The effect of water availability on microbe-mediated interactions between native and non-native plant species
Interactions between plants and soil microbes play an important role in structuring terrestrial ecosystems by influencing plant growth and competitive ability. As such, changes in plant-microbe interactions alter plant-plant interactions, which could affect plant community composition. Investigations into the context-dependency of plant-microbe interactions have determined that abiotic conditions such as varying nutrient levels or environmental stress can alter the direction and magnitude of these interactions. Given this, it is possible that the effects of climate change, including altered water availability, could have large impacts on their outcomes, in turn affecting interactions among plant species. Furthermore, if non-native species benefit from alterations in plant-microbe interactions, climate change could exacerbate the existing threat that invasive species pose to biodiversity. We tested whether soil water availability mediated the effect of soil microbes on plant-plant interactions in the Texas coastal prairie using a controlled greenhouse experiment. To test for an interaction between water availability and soil microbes, plants were grown in either live or sterile soil and were provided average, reduced, or increased amounts of water. Within these treatments, we tested the outcome of pairwise interactions between native and non-native species by growing three plant species – the native grass Schizachyrium scoparium, the native forb Rudbeckia hirta, and the non-native forb Plantago lanceolata – in the presence of either a conspecific or a heterospecific. At the end of the experiment, above- and below-ground biomass was collected and AMF colonization quantified.

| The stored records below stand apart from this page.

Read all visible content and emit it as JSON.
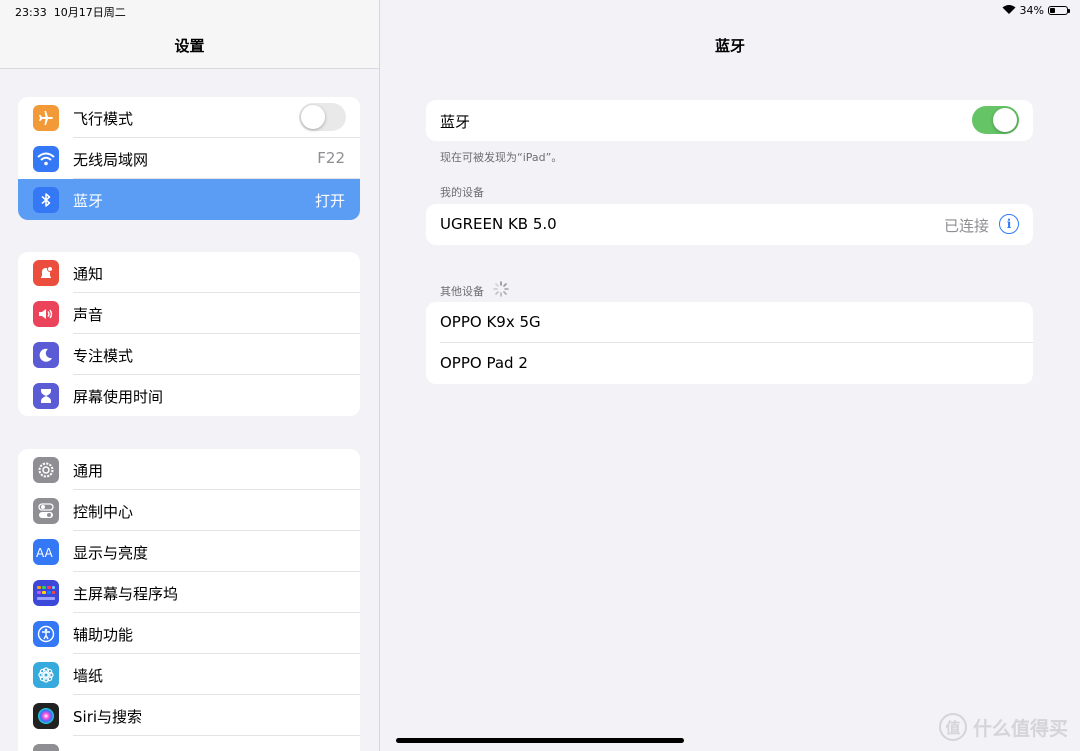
{
  "status_bar": {
    "time": "23:33",
    "date": "10月17日周二",
    "battery_percent": "34%",
    "battery_level": 0.34
  },
  "sidebar": {
    "title": "设置",
    "groups": [
      {
        "items": [
          {
            "label": "飞行模式",
            "icon": "airplane-icon",
            "color": "#f19a37",
            "toggle": "off"
          },
          {
            "label": "无线局域网",
            "icon": "wifi-icon",
            "color": "#3478f6",
            "value": "F22"
          },
          {
            "label": "蓝牙",
            "icon": "bluetooth-icon",
            "color": "#3478f6",
            "value": "打开",
            "selected": true
          }
        ]
      },
      {
        "items": [
          {
            "label": "通知",
            "icon": "notification-icon",
            "color": "#eb4e3d"
          },
          {
            "label": "声音",
            "icon": "speaker-icon",
            "color": "#eb445a"
          },
          {
            "label": "专注模式",
            "icon": "moon-icon",
            "color": "#5b5bd6"
          },
          {
            "label": "屏幕使用时间",
            "icon": "hourglass-icon",
            "color": "#5b5bd6"
          }
        ]
      },
      {
        "items": [
          {
            "label": "通用",
            "icon": "gear-icon",
            "color": "#8e8e93"
          },
          {
            "label": "控制中心",
            "icon": "switches-icon",
            "color": "#8e8e93"
          },
          {
            "label": "显示与亮度",
            "icon": "text-size-icon",
            "color": "#3478f6"
          },
          {
            "label": "主屏幕与程序坞",
            "icon": "grid-icon",
            "color": "#3b48d8"
          },
          {
            "label": "辅助功能",
            "icon": "accessibility-icon",
            "color": "#3478f6"
          },
          {
            "label": "墙纸",
            "icon": "flower-icon",
            "color": "#36aadc"
          },
          {
            "label": "Siri与搜索",
            "icon": "siri-icon",
            "color": "#222222"
          }
        ]
      }
    ]
  },
  "detail": {
    "title": "蓝牙",
    "bluetooth_toggle": {
      "label": "蓝牙",
      "state": "on"
    },
    "discoverable_note": "现在可被发现为“iPad”。",
    "my_devices_header": "我的设备",
    "my_devices": [
      {
        "name": "UGREEN KB 5.0",
        "status": "已连接"
      }
    ],
    "other_devices_header": "其他设备",
    "other_devices": [
      {
        "name": "OPPO K9x 5G"
      },
      {
        "name": "OPPO Pad 2"
      }
    ]
  },
  "watermark": {
    "badge": "值",
    "text": "什么值得买"
  }
}
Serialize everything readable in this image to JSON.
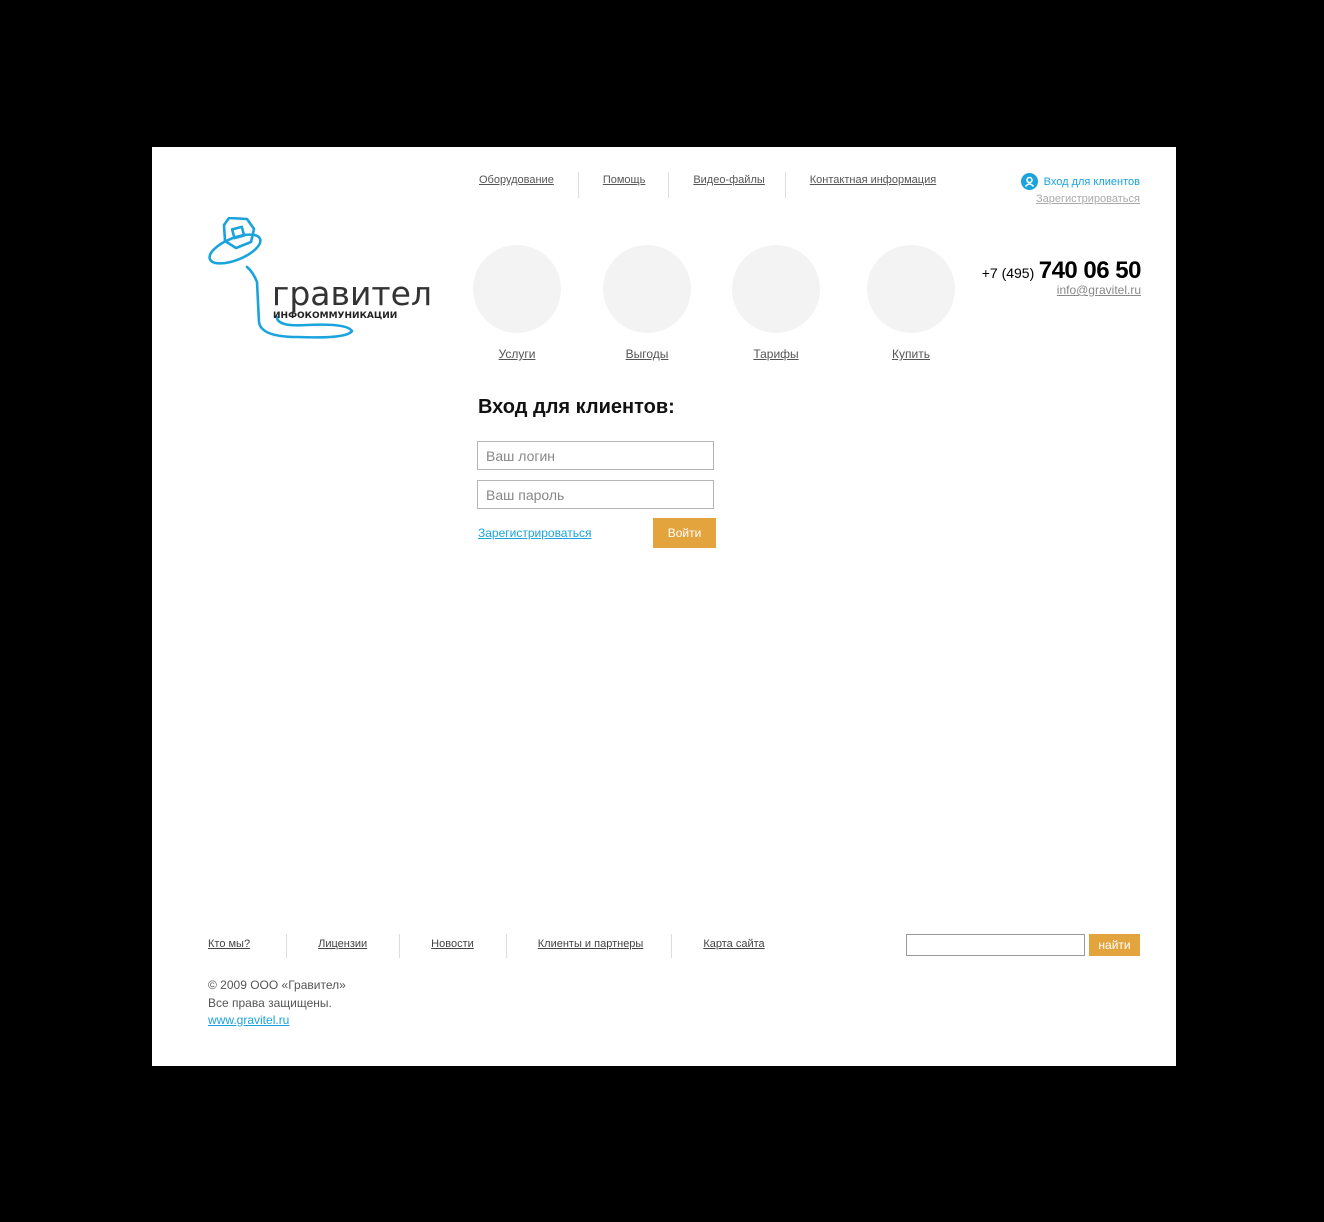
{
  "header": {
    "nav": [
      "Оборудование",
      "Помощь",
      "Видео-файлы",
      "Контактная информация"
    ],
    "client_login": "Вход для клиентов",
    "register": "Зарегистрироваться"
  },
  "logo": {
    "name": "гравител",
    "tagline": "ИНФОКОММУНИКАЦИИ",
    "color": "#1aa3dc"
  },
  "circles": [
    "Услуги",
    "Выгоды",
    "Тарифы",
    "Купить"
  ],
  "contact": {
    "phone_code": "+7 (495)",
    "phone_number": "740 06 50",
    "email": "info@gravitel.ru"
  },
  "login_form": {
    "title": "Вход для клиентов:",
    "login_placeholder": "Ваш логин",
    "password_placeholder": "Ваш пароль",
    "register": "Зарегистрироваться",
    "submit": "Войти"
  },
  "footer": {
    "nav": [
      "Кто мы?",
      "Лицензии",
      "Новости",
      "Клиенты и партнеры",
      "Карта сайта"
    ],
    "search_button": "найти",
    "copyright_line1": "© 2009 ООО «Гравител»",
    "copyright_line2": "Все права защищены.",
    "site": "www.gravitel.ru"
  },
  "colors": {
    "accent": "#1aa3dc",
    "button": "#e3a43e",
    "circle": "#f3f3f3"
  }
}
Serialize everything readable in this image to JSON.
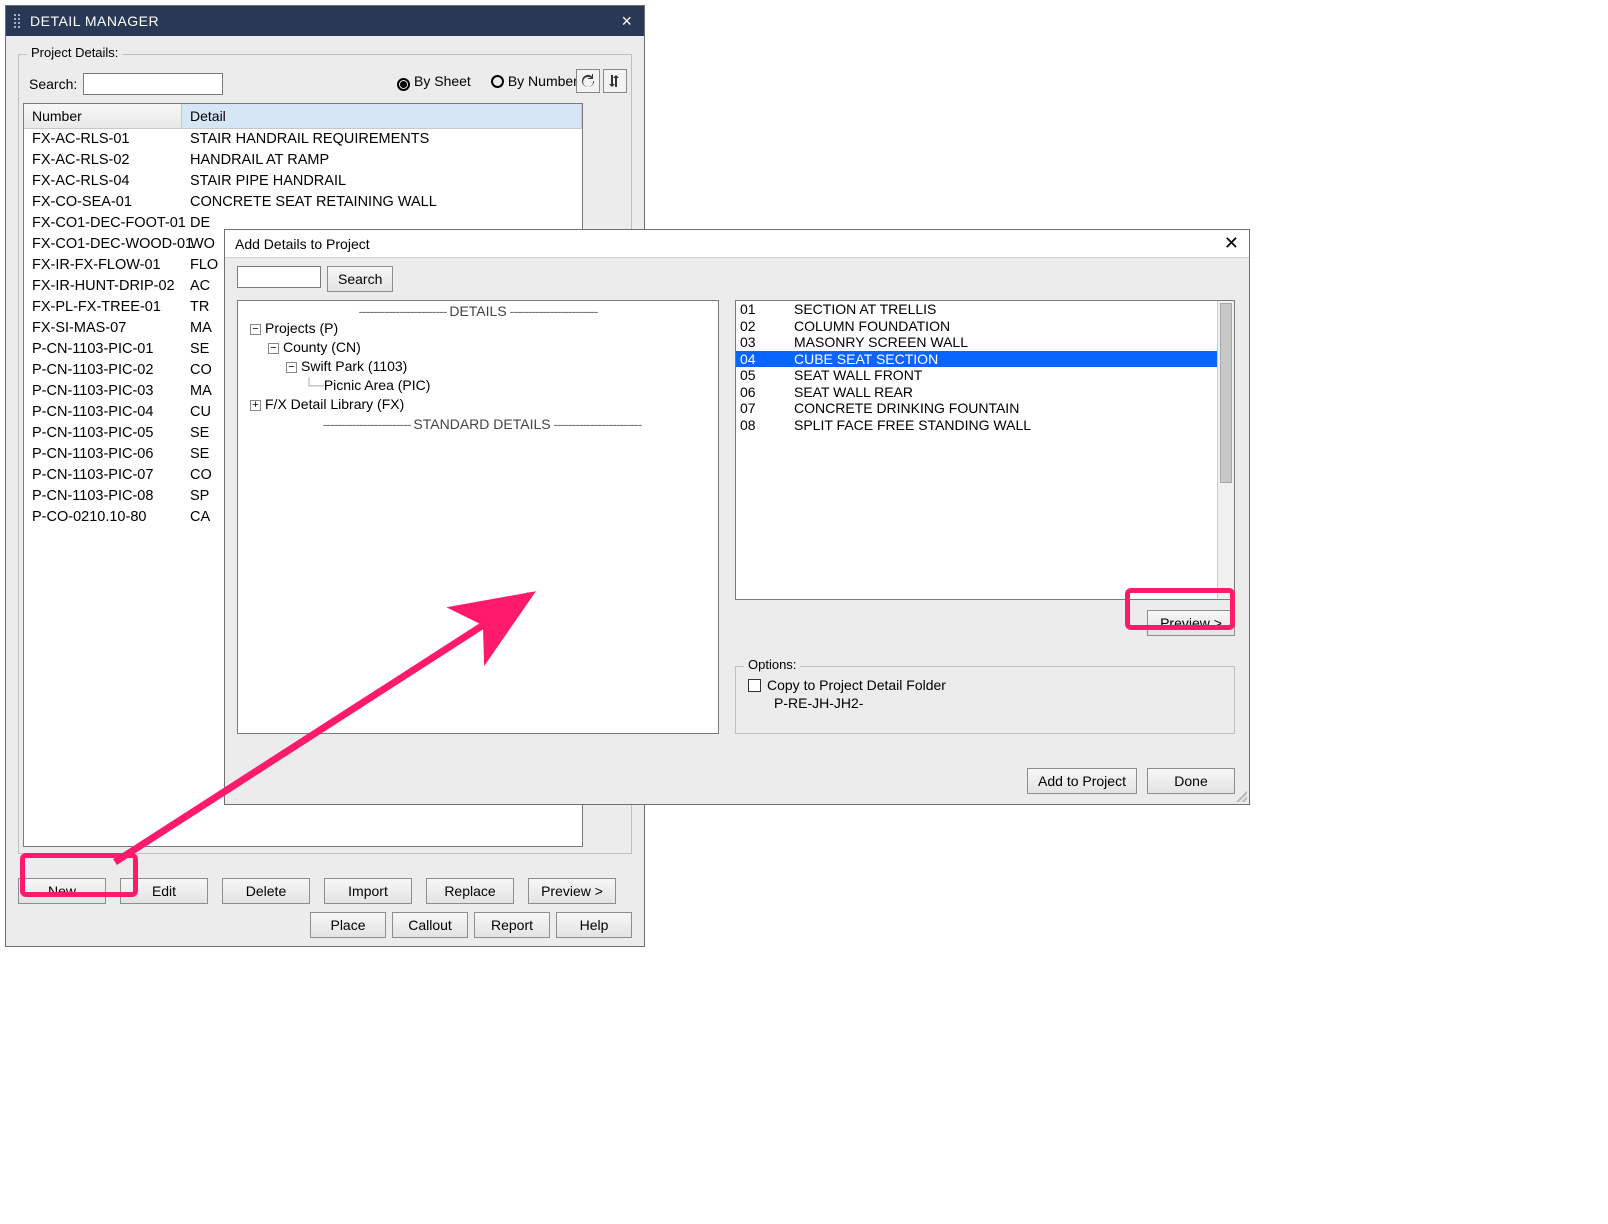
{
  "detail_manager": {
    "title": "DETAIL MANAGER",
    "group_label": "Project Details:",
    "search_label": "Search:",
    "sort": {
      "by_sheet": "By Sheet",
      "by_number": "By Number",
      "selected": "by_sheet"
    },
    "columns": {
      "number": "Number",
      "detail": "Detail"
    },
    "rows": [
      {
        "num": "FX-AC-RLS-01",
        "det": "STAIR HANDRAIL REQUIREMENTS"
      },
      {
        "num": "FX-AC-RLS-02",
        "det": "HANDRAIL AT RAMP"
      },
      {
        "num": "FX-AC-RLS-04",
        "det": "STAIR PIPE HANDRAIL"
      },
      {
        "num": "FX-CO-SEA-01",
        "det": "CONCRETE SEAT RETAINING WALL"
      },
      {
        "num": "FX-CO1-DEC-FOOT-01",
        "det": "DE"
      },
      {
        "num": "FX-CO1-DEC-WOOD-01",
        "det": "WO"
      },
      {
        "num": "FX-IR-FX-FLOW-01",
        "det": "FLO"
      },
      {
        "num": "FX-IR-HUNT-DRIP-02",
        "det": "AC"
      },
      {
        "num": "FX-PL-FX-TREE-01",
        "det": "TR"
      },
      {
        "num": "FX-SI-MAS-07",
        "det": "MA"
      },
      {
        "num": "P-CN-1103-PIC-01",
        "det": "SE"
      },
      {
        "num": "P-CN-1103-PIC-02",
        "det": "CO"
      },
      {
        "num": "P-CN-1103-PIC-03",
        "det": "MA"
      },
      {
        "num": "P-CN-1103-PIC-04",
        "det": "CU"
      },
      {
        "num": "P-CN-1103-PIC-05",
        "det": "SE"
      },
      {
        "num": "P-CN-1103-PIC-06",
        "det": "SE"
      },
      {
        "num": "P-CN-1103-PIC-07",
        "det": "CO"
      },
      {
        "num": "P-CN-1103-PIC-08",
        "det": "SP"
      },
      {
        "num": "P-CO-0210.10-80",
        "det": "CA"
      }
    ],
    "buttons_row1": {
      "new": "New",
      "edit": "Edit",
      "delete": "Delete",
      "import": "Import",
      "replace": "Replace",
      "preview": "Preview >"
    },
    "buttons_row2": {
      "place": "Place",
      "callout": "Callout",
      "report": "Report",
      "help": "Help"
    }
  },
  "add_dialog": {
    "title": "Add Details to Project",
    "search_button": "Search",
    "tree_headers": {
      "details": "DETAILS",
      "standard": "STANDARD DETAILS"
    },
    "tree": {
      "projects": "Projects (P)",
      "county": "County (CN)",
      "swift": "Swift Park (1103)",
      "picnic": "Picnic Area (PIC)",
      "fx_lib": "F/X Detail Library (FX)"
    },
    "list": [
      {
        "num": "01",
        "name": "SECTION AT TRELLIS"
      },
      {
        "num": "02",
        "name": "COLUMN FOUNDATION"
      },
      {
        "num": "03",
        "name": "MASONRY SCREEN WALL"
      },
      {
        "num": "04",
        "name": "CUBE SEAT SECTION",
        "selected": true
      },
      {
        "num": "05",
        "name": "SEAT WALL FRONT"
      },
      {
        "num": "06",
        "name": "SEAT WALL REAR"
      },
      {
        "num": "07",
        "name": "CONCRETE DRINKING FOUNTAIN"
      },
      {
        "num": "08",
        "name": "SPLIT FACE FREE STANDING WALL"
      }
    ],
    "preview_button": "Preview >",
    "options": {
      "label": "Options:",
      "copy_label": "Copy to Project Detail Folder",
      "path": "P-RE-JH-JH2-"
    },
    "buttons": {
      "add": "Add to Project",
      "done": "Done"
    }
  }
}
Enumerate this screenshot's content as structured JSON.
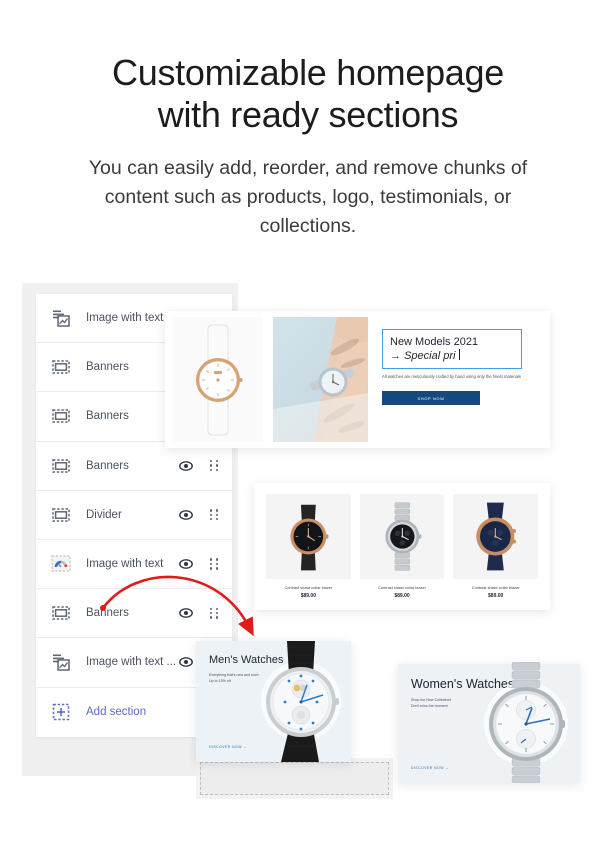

Preliminary results from companion experiments show that in the absence of interspecific competition the two native species benefit from the presence of soil microbes. Schizachyrium scoparium grew three times larger in live soil than in sterile soil. Rudbeckia hirta had a weaker response to native microbes, producing only 60% more aboveground biomass in live soil than in sterile soil. However, this benefit disappeared when R. hirta was grown in competition with non-native species. We expect that the added stress of water limitation may exacerbate this effect. The results of our study will be useful in future conservation and restoration efforts in the Texas coastal prairie by helping to identify species that are resistant and/or sensitive to changes in their interactions with the soil microbial community.